Ambruknya Al Khozini, Runtuhnya Etika Konstruksi: Saat Takdir Dijadikan Tameng Kelalaian
Foto : Muhammad Ansar, ST | LIPUTAN GAMPONG NEWS
Oleh : Muhammad Anshar, ST
Pemerhati Konstruksi
OPINI - Ambruknya bangunan Pondok Pesantren Al Khozini di Sidoarjo bukanlah sekadar musibah yang datang tanpa sebab. Ia adalah potret kelam dari kelalaian manusia yang dibungkus dengan dalih “takdir Tuhan”. Betapa mudahnya kita menafsirkan bencana sebagai kehendak ilahi, padahal di baliknya tersimpan rangkaian kesalahan teknis, pengawasan yang lemah, serta mentalitas abai terhadap standar keselamatan.
Dalam dunia konstruksi, tidak ada istilah “tiba-tiba ambruk” jika semua prosedur dijalankan sesuai aturan. Setiap besi, semen, dan bata memiliki rumus perhitungan yang presisi. Bila satu komponen dilemahkan demi efisiensi biaya atau kejar target waktu, maka fondasi bangunan sejatinya sedang digali untuk menuju kehancuran. Tragedi Al Khozini adalah cermin betapa jeleknya hasil kerja manusia yang menyepelekan ilmu dan tanggung jawab.
Kita perlu berhenti menormalisasi kelalaian sebagai takdir. Menyebutnya sebagai kehendak Tuhan hanya memperpanjang rantai pembiaran dan menghapus jejak tanggung jawab moral maupun hukum. Tuhan tidak menulis “rencana runtuh” di kitab takdir, tetapi memberikan manusia kemampuan berpikir, merancang, dan mengantisipasi. Ketika manusia abai, maka akibatnya bukan ujian, melainkan konsekuensi.

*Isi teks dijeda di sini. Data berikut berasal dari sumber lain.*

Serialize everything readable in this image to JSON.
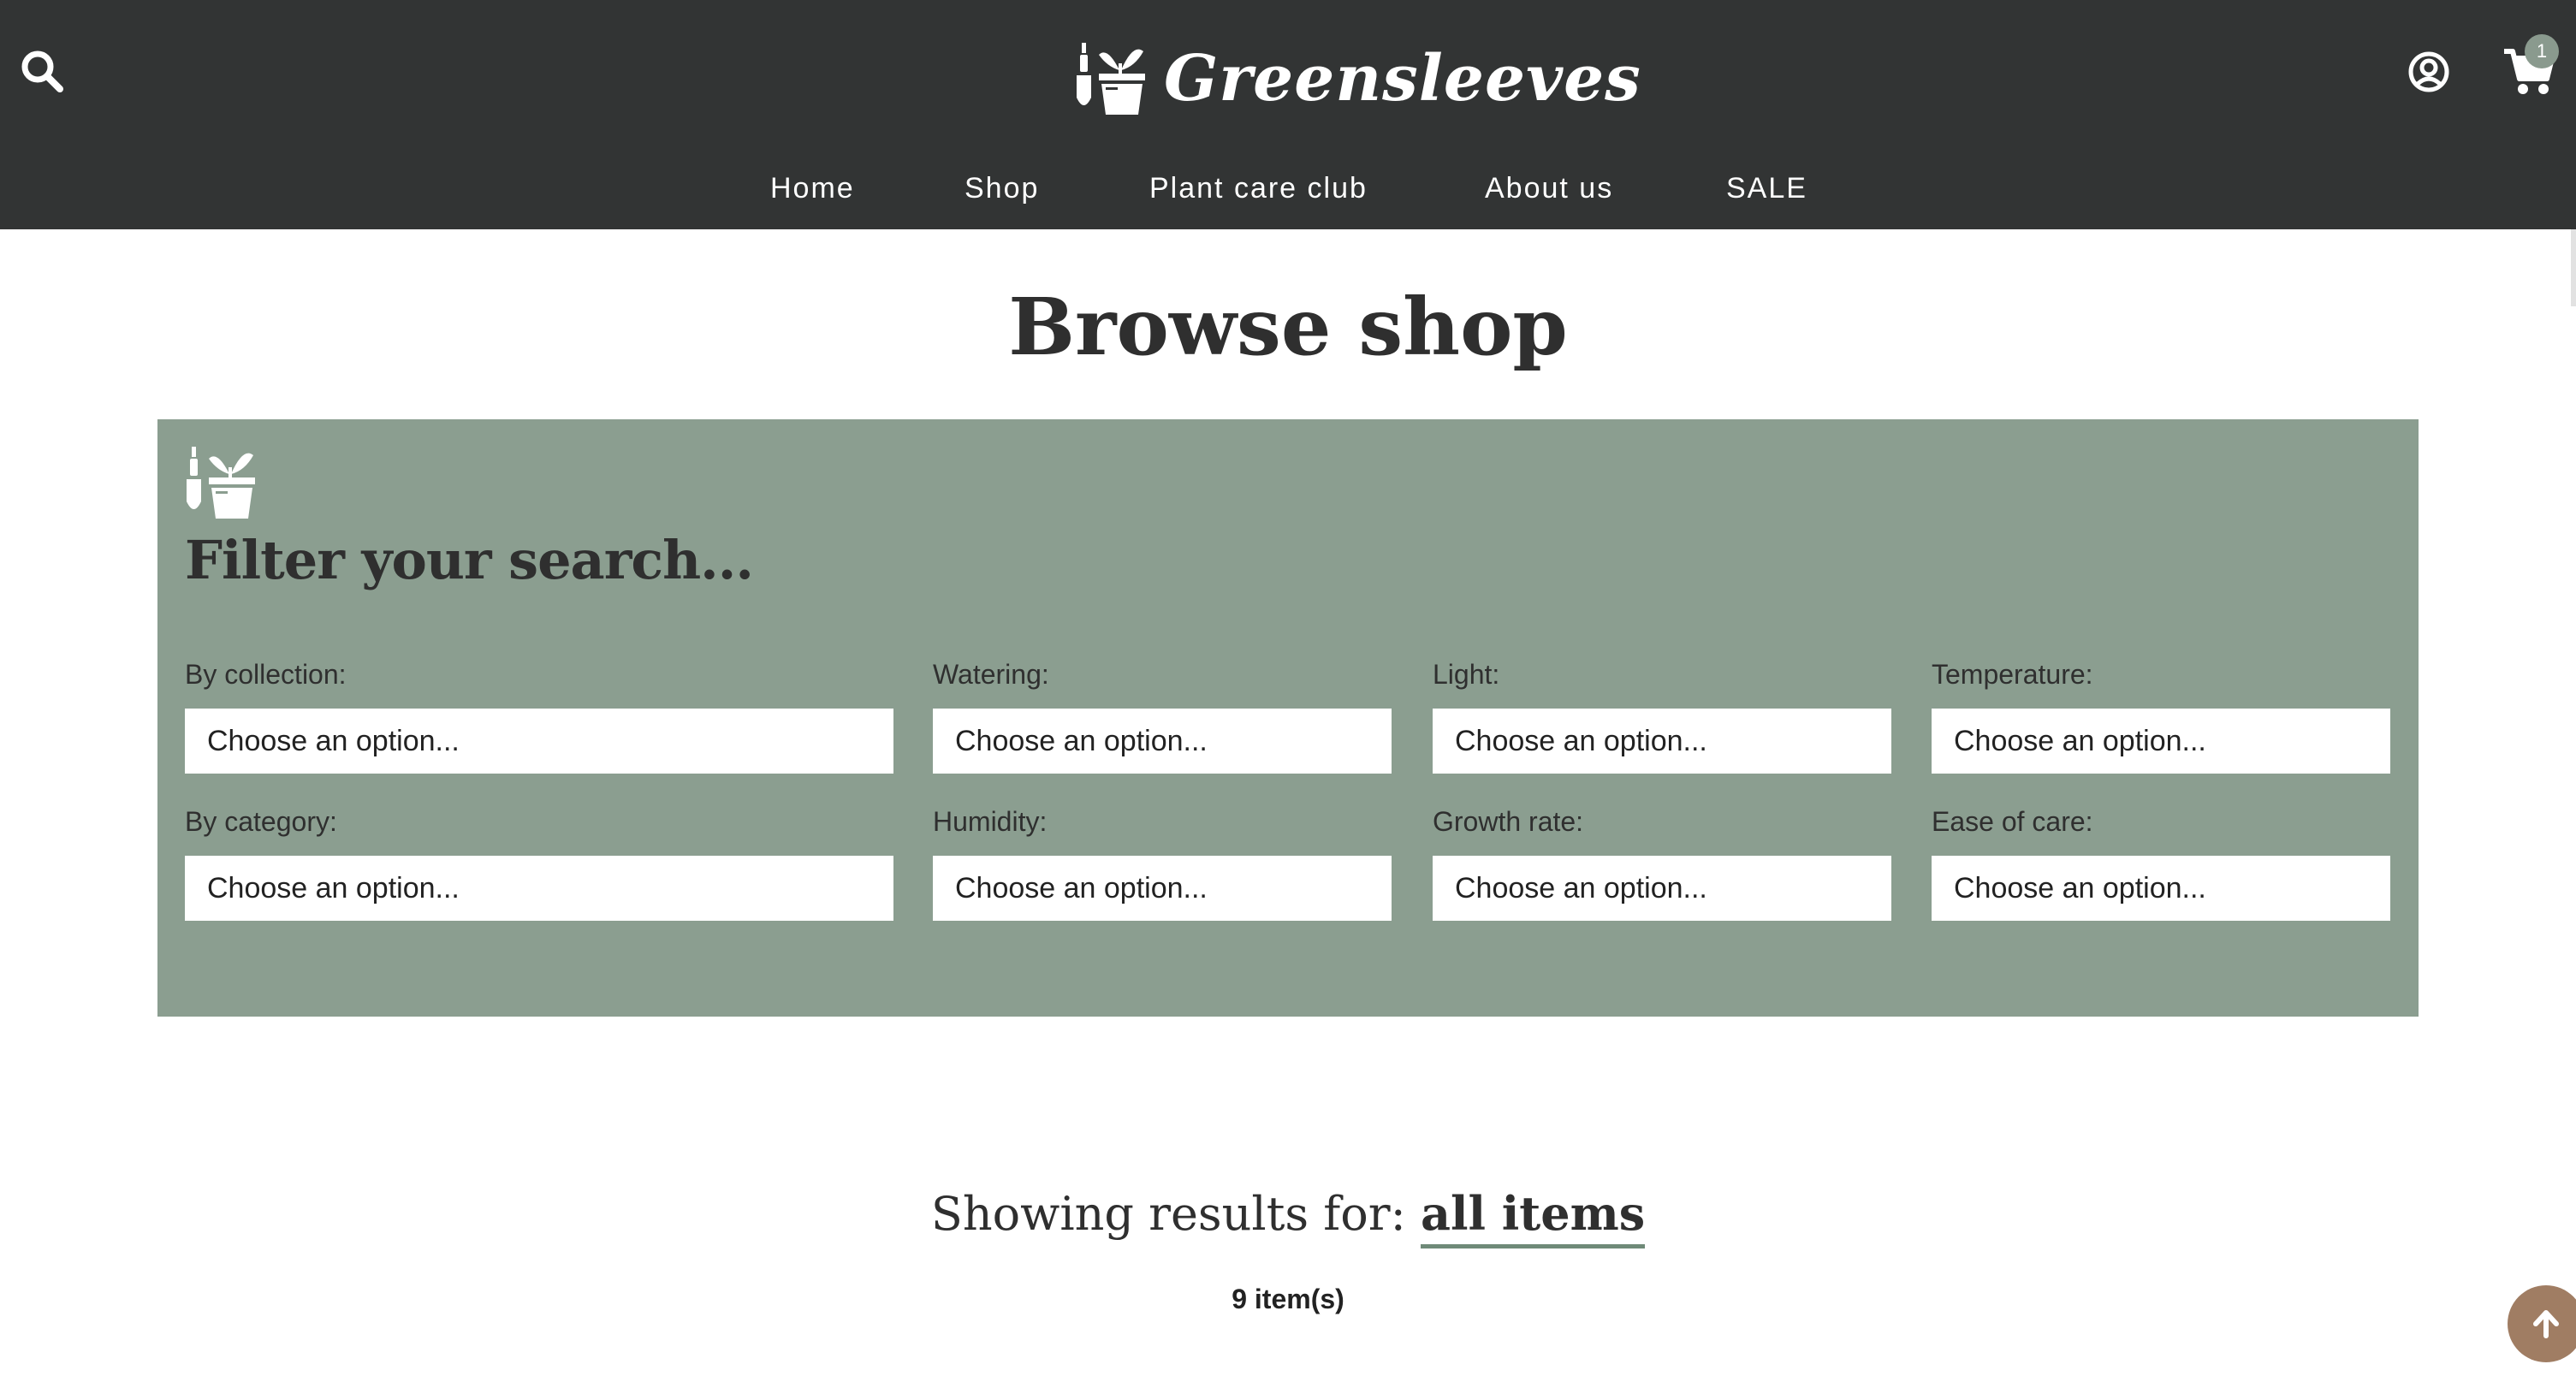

Kasus ambruknya pondok pesantren ini harus dibaca sebagai kegagalan sistemik: dari lemahnya perencanaan teknis, hingga pengawasan pemerintah yang tumpul. Seharusnya, setiap bangunan pendidikan terlebih pesantren dengan ratusan santri mendapat perhatian khusus dari dinas terkait. Bukan hanya izin berdiri, tetapi audit struktur yang menyeluruh. Tanpa itu, nyawa manusia akan selalu menjadi taruhan pembangunan murahan.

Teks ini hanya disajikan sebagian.